The :py:mod:`lenskit.metrics.predict` module contains prediction accuracy metrics.
These are intended to be used as a part of a Pandas split-apply-combine operation
on a data frame that contains both predictions and ratings; for convenience, the
:py:func:`lenskit.batch.predict` function will include ratings in the prediction
frame when its input user-item pairs contains ratings.  So you can perform the
following to compute per-user RMSE over some predictions::

    from lenskit.datasets import MovieLens
    from lenskit.algorithms.bias import Bias
    from lenskit.batch import predict
    from lenskit.metrics.predict import user_metric, rmse
    ratings = MovieLens('ml-small').ratings.sample(frac=0.1)
    test = ratings.iloc[:1000]
    train = ratings.iloc[1000:]
    algo = Bias()
    algo.fit(train)
    preds = predict(algo, test)
    user_metric(preds, metric=rmse)

Metric Functions
----------------

Prediction metric functions take two series, `predictions` and `truth`, and compute
a prediction accuracy metric for them.

.. autofunction:: rmse
.. autofunction:: mae

Convenience Functions
---------------------

These functions make it easier to compute global and per-user prediction metrics.

.. autofunction:: user_metric
.. autofunction:: global_metric


Working with Missing Data
-------------------------

LensKit rating predictors do not report predictions when their core model is unable
to predict.  For example, a nearest-neighbor recommender will not score an item if
it cannot find any suitable neighbors.  Following the Pandas convention, these items
are given a score of NaN (when Pandas implements better missing data handling, it will
use that, so use :py:meth:`pandas.Series.isna`/:py:meth:`pandas.Series.notna`, not the
``isnan`` versions.

However, this causes problems when computing predictive accuracy: recommenders are not
being tested on the same set of items.
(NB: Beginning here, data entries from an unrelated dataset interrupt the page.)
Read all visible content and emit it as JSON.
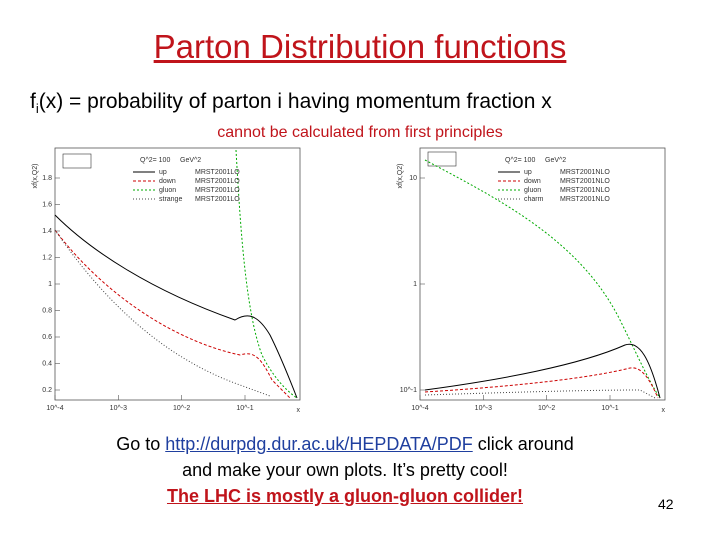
{
  "title": "Parton Distribution functions",
  "definition": {
    "symbol": "f",
    "subscript": "i",
    "text": "(x) = probability of parton i having momentum fraction x"
  },
  "note": "cannot be calculated from first principles",
  "plots": [
    {
      "y_label": "xf(x,Q2)",
      "header": [
        "Q^2= 100",
        "GeV^2"
      ],
      "legend": [
        [
          "up",
          "MRST2001LO"
        ],
        [
          "down",
          "MRST2001LO"
        ],
        [
          "gluon",
          "MRST2001LO"
        ],
        [
          "strange",
          "MRST2001LO"
        ]
      ],
      "y_tick_labels": [
        "1.8",
        "1.6",
        "1.4",
        "1.2",
        "1",
        "0.8",
        "0.6",
        "0.4",
        "0.2"
      ],
      "x_tick_labels": [
        "10^-4",
        "10^-3",
        "10^-2",
        "10^-1"
      ],
      "x_label": "x"
    },
    {
      "y_label": "xf(x,Q2)",
      "header": [
        "Q^2= 100",
        "GeV^2"
      ],
      "legend": [
        [
          "up",
          "MRST2001NLO"
        ],
        [
          "down",
          "MRST2001NLO"
        ],
        [
          "gluon",
          "MRST2001NLO"
        ],
        [
          "charm",
          "MRST2001NLO"
        ]
      ],
      "y_tick_labels": [
        "10",
        "1",
        "10^-1"
      ],
      "x_tick_labels": [
        "10^-4",
        "10^-3",
        "10^-2",
        "10^-1"
      ],
      "x_label": "x"
    }
  ],
  "footer": {
    "line1_before": "Go to ",
    "link": "http://durpdg.dur.ac.uk/HEPDATA/PDF",
    "line1_after": " click around",
    "line2": "and make your own plots.  It’s pretty cool!",
    "line3": "The LHC is mostly a gluon-gluon collider!"
  },
  "page_number": "42"
}
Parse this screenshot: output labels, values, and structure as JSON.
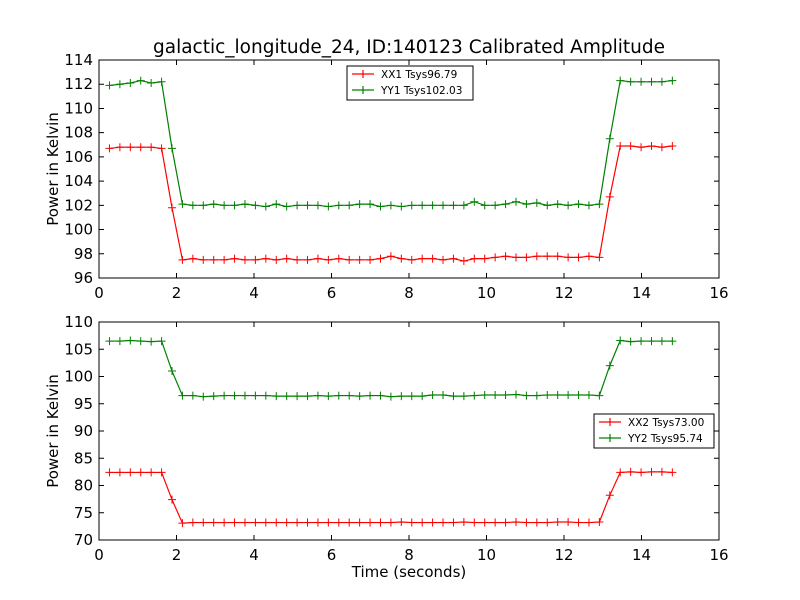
{
  "chart_data": [
    {
      "type": "line",
      "title": "galactic_longitude_24, ID:140123 Calibrated Amplitude",
      "xlabel": "",
      "ylabel": "Power in Kelvin",
      "xlim": [
        0,
        16
      ],
      "ylim": [
        96,
        114
      ],
      "xticks": [
        0,
        2,
        4,
        6,
        8,
        10,
        12,
        14,
        16
      ],
      "yticks": [
        96,
        98,
        100,
        102,
        104,
        106,
        108,
        110,
        112,
        114
      ],
      "legend_position": "upper-center",
      "x_start": 0.27,
      "x_step": 0.269,
      "series": [
        {
          "name": "XX1 Tsys96.79",
          "color": "#ff0000",
          "marker": "+",
          "values": [
            106.7,
            106.8,
            106.8,
            106.8,
            106.8,
            106.7,
            101.8,
            97.5,
            97.6,
            97.5,
            97.5,
            97.5,
            97.6,
            97.5,
            97.5,
            97.6,
            97.5,
            97.6,
            97.5,
            97.5,
            97.6,
            97.5,
            97.6,
            97.5,
            97.5,
            97.5,
            97.6,
            97.8,
            97.6,
            97.5,
            97.6,
            97.6,
            97.5,
            97.6,
            97.4,
            97.6,
            97.6,
            97.7,
            97.8,
            97.7,
            97.7,
            97.8,
            97.8,
            97.8,
            97.7,
            97.7,
            97.8,
            97.7,
            102.7,
            106.9,
            106.9,
            106.8,
            106.9,
            106.8,
            106.9
          ]
        },
        {
          "name": "YY1 Tsys102.03",
          "color": "#008000",
          "marker": "+",
          "values": [
            111.9,
            112.0,
            112.1,
            112.3,
            112.1,
            112.2,
            106.7,
            102.1,
            102.0,
            102.0,
            102.1,
            102.0,
            102.0,
            102.1,
            102.0,
            101.9,
            102.1,
            101.9,
            102.0,
            102.0,
            102.0,
            101.9,
            102.0,
            102.0,
            102.1,
            102.1,
            101.9,
            102.0,
            101.9,
            102.0,
            102.0,
            102.0,
            102.0,
            102.0,
            102.0,
            102.3,
            102.0,
            102.0,
            102.1,
            102.3,
            102.1,
            102.2,
            102.0,
            102.1,
            102.0,
            102.1,
            102.0,
            102.1,
            107.5,
            112.3,
            112.2,
            112.2,
            112.2,
            112.2,
            112.3
          ]
        }
      ]
    },
    {
      "type": "line",
      "title": "",
      "xlabel": "Time (seconds)",
      "ylabel": "Power in Kelvin",
      "xlim": [
        0,
        16
      ],
      "ylim": [
        70,
        110
      ],
      "xticks": [
        0,
        2,
        4,
        6,
        8,
        10,
        12,
        14,
        16
      ],
      "yticks": [
        70,
        75,
        80,
        85,
        90,
        95,
        100,
        105,
        110
      ],
      "legend_position": "center-right",
      "x_start": 0.27,
      "x_step": 0.269,
      "series": [
        {
          "name": "XX2 Tsys73.00",
          "color": "#ff0000",
          "marker": "+",
          "values": [
            82.4,
            82.4,
            82.4,
            82.4,
            82.4,
            82.4,
            77.4,
            73.1,
            73.2,
            73.2,
            73.2,
            73.2,
            73.2,
            73.2,
            73.2,
            73.2,
            73.2,
            73.2,
            73.2,
            73.2,
            73.2,
            73.2,
            73.2,
            73.2,
            73.2,
            73.2,
            73.2,
            73.2,
            73.3,
            73.2,
            73.2,
            73.2,
            73.2,
            73.2,
            73.3,
            73.2,
            73.2,
            73.2,
            73.2,
            73.3,
            73.2,
            73.2,
            73.2,
            73.3,
            73.3,
            73.2,
            73.2,
            73.3,
            78.2,
            82.4,
            82.5,
            82.4,
            82.5,
            82.5,
            82.4
          ]
        },
        {
          "name": "YY2 Tsys95.74",
          "color": "#008000",
          "marker": "+",
          "values": [
            106.5,
            106.5,
            106.6,
            106.5,
            106.4,
            106.5,
            101.0,
            96.5,
            96.5,
            96.3,
            96.4,
            96.5,
            96.5,
            96.5,
            96.5,
            96.5,
            96.4,
            96.4,
            96.4,
            96.4,
            96.5,
            96.4,
            96.5,
            96.5,
            96.4,
            96.5,
            96.5,
            96.3,
            96.4,
            96.4,
            96.4,
            96.6,
            96.6,
            96.4,
            96.4,
            96.5,
            96.6,
            96.6,
            96.6,
            96.7,
            96.5,
            96.5,
            96.6,
            96.6,
            96.6,
            96.6,
            96.6,
            96.5,
            102.0,
            106.6,
            106.4,
            106.5,
            106.5,
            106.5,
            106.5
          ]
        }
      ]
    }
  ]
}
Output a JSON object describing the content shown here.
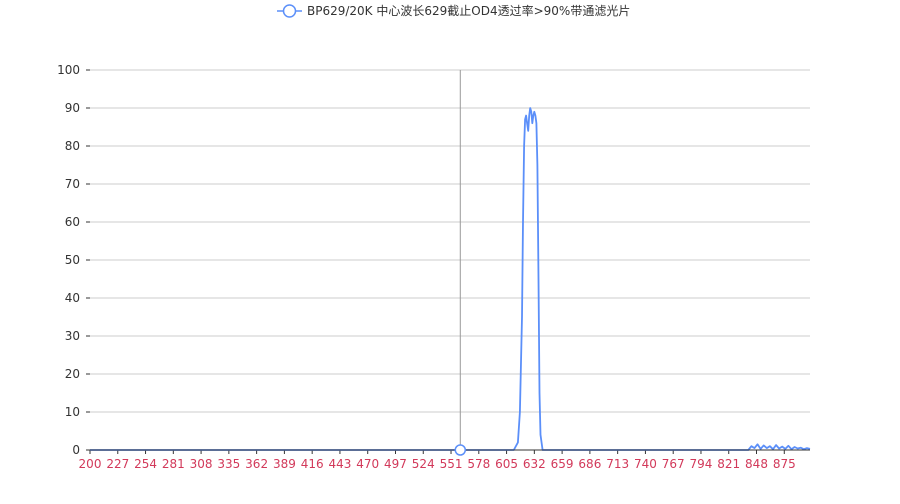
{
  "chart_data": {
    "type": "line",
    "title": "",
    "xlabel": "",
    "ylabel": "",
    "ylim": [
      0,
      100
    ],
    "xlim": [
      200,
      900
    ],
    "yticks": [
      0,
      10,
      20,
      30,
      40,
      50,
      60,
      70,
      80,
      90,
      100
    ],
    "xticks": [
      200,
      227,
      254,
      281,
      308,
      335,
      362,
      389,
      416,
      443,
      470,
      497,
      524,
      551,
      578,
      605,
      632,
      659,
      686,
      713,
      740,
      767,
      794,
      821,
      848,
      875
    ],
    "grid": true,
    "legend_position": "top-center",
    "crosshair_x": 560,
    "highlight_point": {
      "x": 560,
      "y": 0
    },
    "series": [
      {
        "name": "BP629/20K 中心波长629截止OD4透过率>90%带通滤光片",
        "color": "#5b8ff9",
        "x": [
          200,
          300,
          400,
          500,
          600,
          612,
          616,
          618,
          620,
          621,
          622,
          623,
          624,
          625,
          626,
          627,
          628,
          629,
          630,
          631,
          632,
          633,
          634,
          635,
          636,
          637,
          638,
          640,
          642,
          646,
          700,
          800,
          840,
          843,
          846,
          849,
          852,
          855,
          858,
          861,
          864,
          867,
          870,
          873,
          876,
          879,
          882,
          885,
          888,
          891,
          894,
          897,
          900
        ],
        "y": [
          0,
          0,
          0,
          0,
          0,
          0,
          2,
          10,
          35,
          60,
          80,
          87,
          88,
          86,
          84,
          88,
          90,
          89,
          86,
          88,
          89,
          88,
          86,
          75,
          45,
          15,
          4,
          0,
          0,
          0,
          0,
          0,
          0,
          1,
          0.5,
          1.5,
          0.3,
          1.2,
          0.5,
          1,
          0.2,
          1.3,
          0.4,
          0.9,
          0.3,
          1.1,
          0.2,
          0.8,
          0.4,
          0.6,
          0.2,
          0.5,
          0.3
        ]
      }
    ]
  }
}
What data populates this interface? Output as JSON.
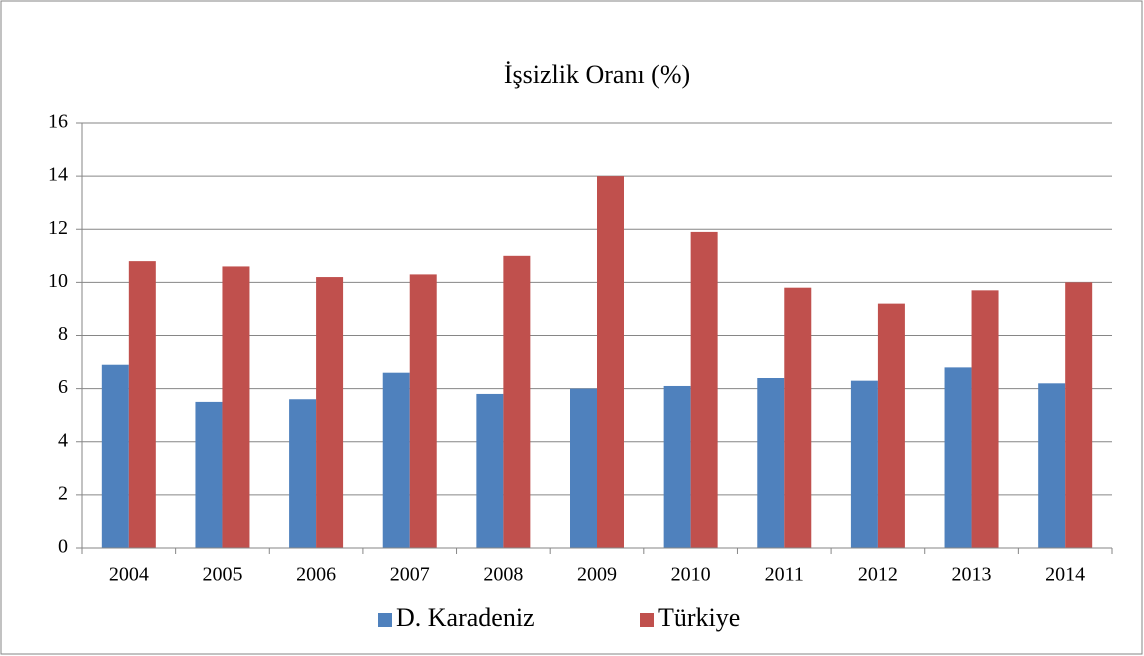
{
  "chart_data": {
    "type": "bar",
    "title": "İşsizlik Oranı (%)",
    "categories": [
      "2004",
      "2005",
      "2006",
      "2007",
      "2008",
      "2009",
      "2010",
      "2011",
      "2012",
      "2013",
      "2014"
    ],
    "series": [
      {
        "name": "D. Karadeniz",
        "color": "#4f81bd",
        "values": [
          6.9,
          5.5,
          5.6,
          6.6,
          5.8,
          6.0,
          6.1,
          6.4,
          6.3,
          6.8,
          6.2
        ]
      },
      {
        "name": "Türkiye",
        "color": "#c0504d",
        "values": [
          10.8,
          10.6,
          10.2,
          10.3,
          11.0,
          14.0,
          11.9,
          9.8,
          9.2,
          9.7,
          10.0
        ]
      }
    ],
    "ylim": [
      0,
      16
    ],
    "yticks": [
      0,
      2,
      4,
      6,
      8,
      10,
      12,
      14,
      16
    ],
    "grid": true,
    "legend": "bottom"
  }
}
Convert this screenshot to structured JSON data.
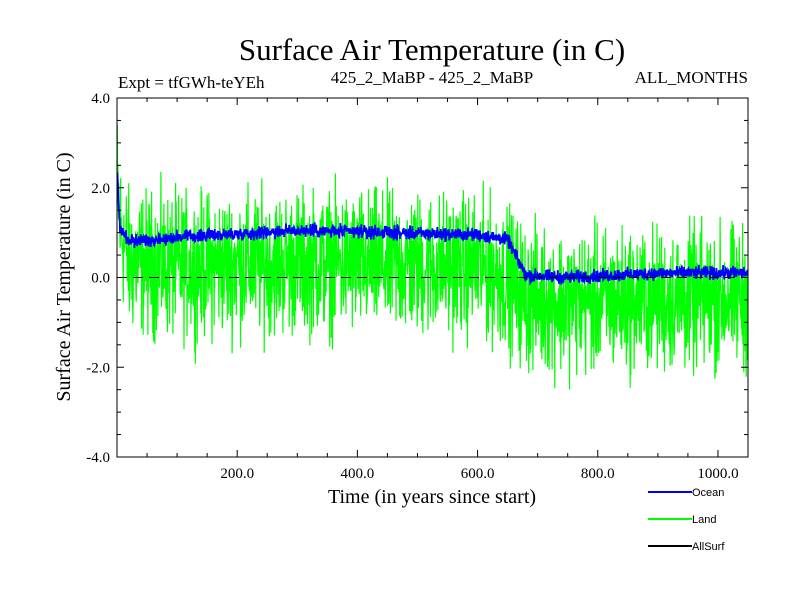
{
  "chart_data": {
    "type": "line",
    "title": "Surface Air Temperature (in C)",
    "subtitle_left": "Expt = tfGWh-teYEh",
    "subtitle_center": "425_2_MaBP - 425_2_MaBP",
    "subtitle_right": "ALL_MONTHS",
    "xlabel": "Time (in years since start)",
    "ylabel": "Surface Air Temperature (in C)",
    "xlim": [
      0,
      1050
    ],
    "ylim": [
      -4.0,
      4.0
    ],
    "x_ticks": [
      200,
      400,
      600,
      800,
      1000
    ],
    "x_tick_labels": [
      "200.0",
      "400.0",
      "600.0",
      "800.0",
      "1000.0"
    ],
    "y_ticks": [
      -4,
      -2,
      0,
      2,
      4
    ],
    "y_tick_labels": [
      "-4.0",
      "-2.0",
      "0.0",
      "2.0",
      "4.0"
    ],
    "zero_line": 0.0,
    "series": [
      {
        "name": "Land",
        "color": "#00ff00",
        "noise_amplitude": 1.1,
        "knots_x": [
          0,
          5,
          20,
          100,
          300,
          600,
          650,
          680,
          750,
          900,
          1050
        ],
        "knots_y": [
          2.2,
          1.2,
          0.35,
          0.25,
          0.35,
          0.25,
          0.0,
          -0.45,
          -0.55,
          -0.5,
          -0.45
        ]
      },
      {
        "name": "Ocean",
        "color": "#0000ff",
        "noise_amplitude": 0.1,
        "knots_x": [
          0,
          5,
          20,
          100,
          300,
          600,
          650,
          680,
          750,
          900,
          1050
        ],
        "knots_y": [
          2.4,
          1.1,
          0.8,
          0.9,
          1.05,
          0.95,
          0.85,
          0.05,
          0.0,
          0.1,
          0.1
        ]
      },
      {
        "name": "AllSurf",
        "color": "#000000"
      }
    ],
    "legend": [
      "Ocean",
      "Land",
      "AllSurf"
    ],
    "legend_position": "bottom-right"
  }
}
If a recommender only scores the easy items, for
example, it could do much better than a recommender that is willing to attempt more
difficult items.

A good solution to this is to use a *fallback predictor* so that every item has a
prediction.  In LensKit, :py:class:`lenskit.algorithms.basic.Fallback` implements
this functionality; it wraps a sequence of recommenders, and for each item, uses
the first one that generates a score.

You set it up like this::

    cf = ItemItem(20)
    base = Bias(damping=5)
    algo = Fallback(cf, base)